Dernier paramètre, le financement du reliquat : sur le cas type à Buc, le reste à charge d'un ménage très modeste ressort à 6 000 € après aide ANAH et prise en charge de l'accompagnement. Étalé sur quinze ans en éco-prêt à taux zéro, cela représente de l'ordre de 35 € par mois, à comparer aux 1 620 € d'économie annuelle attendue sur la facture d'énergie.
À l'échelle intercommunale, à Buc relève de CA Versailles Grand Parc (CAVGP). Les permanences France Rénov' de ce périmètre instruisent les demandes portant sur l'isolation du plancher bas et recensent les aides locales cumulables, qui viennent en déduction du reste à charge calculé plus haut.
Deux classes ou trois, la différence est d'abord financière : 30 000 € HT contre 40 000 € HT d'assiette à Buc. Le plancher bas pesant environ 2 750 €, il reste à comparer le coût du lot supplémentaire au gain d'aide obtenu en franchissant le palier.
Le marché local ne s'arrête pas à la commune : pour l'isolation du plancher bas à Buc, élargir la consultation à l'ensemble du département (Yvelines) augmente le nombre d'offres comparables sans dégrader la réactivité du chantier.
L'écueil le plus coûteux reste les canalisations non désolidarisées, qui interrompent la couche isolante. Sa reprise après coup coûte couramment 10 à 20 % du poste, soit 275 € à 550 € sur le chiffrage retenu à Buc — un montant qui n'est jamais couvert une seconde fois par l'aide, déjà consommée.

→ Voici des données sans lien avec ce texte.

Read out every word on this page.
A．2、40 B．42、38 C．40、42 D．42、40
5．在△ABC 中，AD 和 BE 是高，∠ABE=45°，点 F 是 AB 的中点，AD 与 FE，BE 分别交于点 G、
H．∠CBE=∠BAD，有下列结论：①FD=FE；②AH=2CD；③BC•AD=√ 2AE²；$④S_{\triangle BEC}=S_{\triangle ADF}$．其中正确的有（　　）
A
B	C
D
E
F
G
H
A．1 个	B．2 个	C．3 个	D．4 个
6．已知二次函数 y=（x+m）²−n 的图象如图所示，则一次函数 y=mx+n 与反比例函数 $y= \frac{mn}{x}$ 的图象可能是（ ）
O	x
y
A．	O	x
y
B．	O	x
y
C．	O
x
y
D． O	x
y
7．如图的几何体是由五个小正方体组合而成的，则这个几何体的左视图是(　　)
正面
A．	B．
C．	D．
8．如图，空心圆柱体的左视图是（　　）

La densité de diagnostics renseigne sur la maturité du marché : 1 217 DPE publiés par l'ADEME à Buc, soit 478 pour 1 000 résidences principales. Un tel volume conditionne les délais de un isolateur intervenant en sous-sol, dont l'intervention sur l'isolation du plancher bas dure deux à quatre jours.
La séquence prime sur la vitesse : l'isolation du plancher bas occupe un isolateur intervenant en sous-sol durant deux à quatre jours à Buc. Son positionnement dans le calendrier — après l'audit, avant la mise en service — conditionne la qualité des interfaces entre lots bien plus que le choix de l'entreprise.

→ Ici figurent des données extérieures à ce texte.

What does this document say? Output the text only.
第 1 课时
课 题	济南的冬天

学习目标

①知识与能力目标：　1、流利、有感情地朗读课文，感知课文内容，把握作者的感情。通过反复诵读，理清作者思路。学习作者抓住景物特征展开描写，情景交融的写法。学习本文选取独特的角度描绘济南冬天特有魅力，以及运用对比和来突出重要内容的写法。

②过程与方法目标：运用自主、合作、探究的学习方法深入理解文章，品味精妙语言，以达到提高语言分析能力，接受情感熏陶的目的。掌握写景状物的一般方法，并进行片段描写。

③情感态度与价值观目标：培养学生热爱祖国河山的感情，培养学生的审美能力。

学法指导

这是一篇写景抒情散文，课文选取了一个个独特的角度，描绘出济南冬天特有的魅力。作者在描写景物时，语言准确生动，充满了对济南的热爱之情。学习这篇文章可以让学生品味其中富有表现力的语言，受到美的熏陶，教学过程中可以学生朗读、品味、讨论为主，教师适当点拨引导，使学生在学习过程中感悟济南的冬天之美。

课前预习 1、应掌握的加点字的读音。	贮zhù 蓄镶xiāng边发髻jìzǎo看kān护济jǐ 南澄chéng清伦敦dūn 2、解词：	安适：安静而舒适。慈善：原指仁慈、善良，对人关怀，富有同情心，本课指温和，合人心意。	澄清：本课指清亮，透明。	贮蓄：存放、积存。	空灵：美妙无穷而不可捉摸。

Le métré fait foi avant toute discussion de prix : à Buc, sur une base de 110 m² en zone H1a, l'isolation du plancher bas représente de l'ordre de 55 m² de sous-face. Multiplié par un prix unitaire de 30 à 70 €, on obtient une fourchette de 1 650 € à 3 850 € TTC, que le plafond d'assiette de 40 000 € HT vient ensuite borner.